Perdoe-se a sobredose de ciência social, mas, pela sua proximidade, há,
em 2014, dois factos dignos de nota nas relações entre Reino Unido e Balcãs:
primeiro, enodoado pela assunção de superioridade civilizacional, registe-se o
intenso debate público que se seguiu à eliminação, em janeiro, das restrições à imigração de cidadãos provenientes de Estados-membros da União Europeia como a Bulgária ou a Roménia; segundo, marcado por um insaciável apetite por tudo o
que exale o odor do exotismo, repare-se no sucesso na tabela britânica de
vendas, em fevereiro e março, dos novos discos do sérvio Boris Kovac, dos bósnios Mostar Sevdah Reunion, da búlgara Gergana Dimitrova com o grupo Belonoga ou dos romenos Fanfare Ciocarlia. Dir-se-iam, um e outro, o resultado
de comparáveis erros de interpretação: aos que apenas veem os ciganos – porque,
no fundo, é disso que se trata – como uma ameaça ao virtuosismo moral parecem
contrapor-se aqueles que os observam exclusivamente à luz do
arrebatamento sensorial. Nada de novo, portanto. Praticamente inédita, porém,
será a perspicácia que presidiu à elaboração desta surpreendente antologia de canções
com origem jugoslava que, lembrando a advertência de Danilo Kis, tinha tudo
para sair monopolizada pela linguagem das ideologias.
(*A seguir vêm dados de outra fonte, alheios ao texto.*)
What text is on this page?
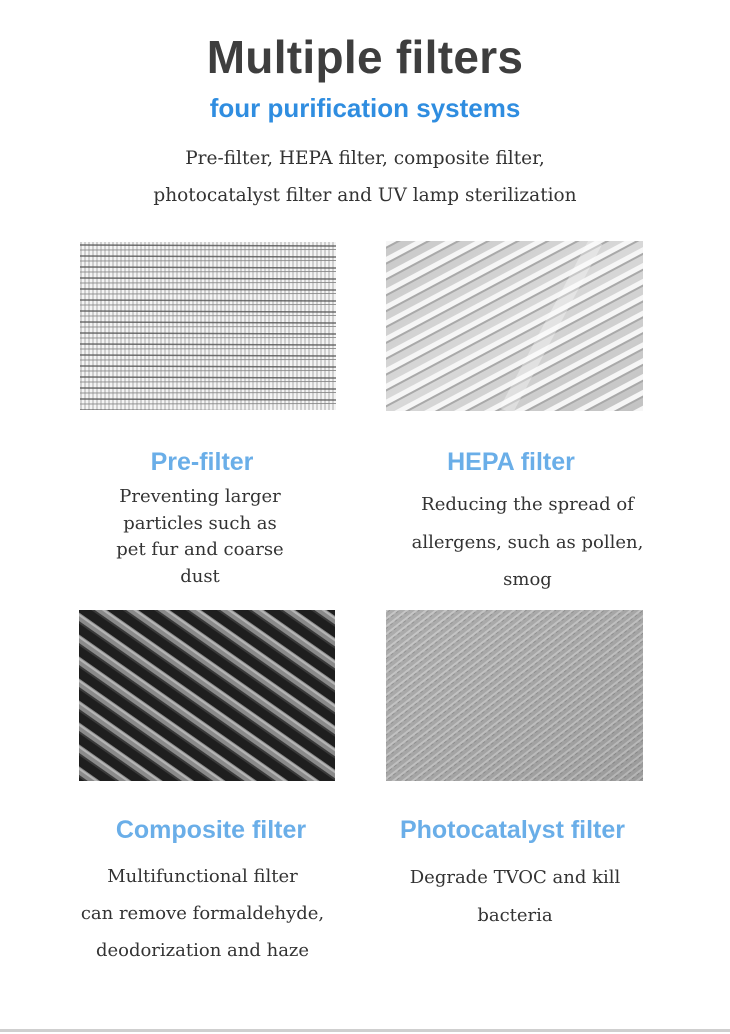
Multiple filters
four purification systems
Pre-filter, HEPA filter, composite filter,
photocatalyst filter and UV lamp sterilization
Pre-filter	HEPA filter
Preventing larger
particles such as
pet fur and coarse
dust
Reducing the spread of
allergens, such as pollen,
smog
Composite filter	Photocatalyst filter
Multifunctional filter
can remove formaldehyde,
deodorization and haze
Degrade TVOC and kill
bacteria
Ao invés, os seus
organizadores – Philip Knox e Nathaniel Morris (como não poderia deixar de ser,
um par de londrinos) –, principalmente através de Esma Redzepova, Muharem Serbezovski ou Saban Bajramovic, propõem o que nunca antes se ouviu desta
maneira: a música cigana enquanto símbolo e expressão de cosmopolitismo.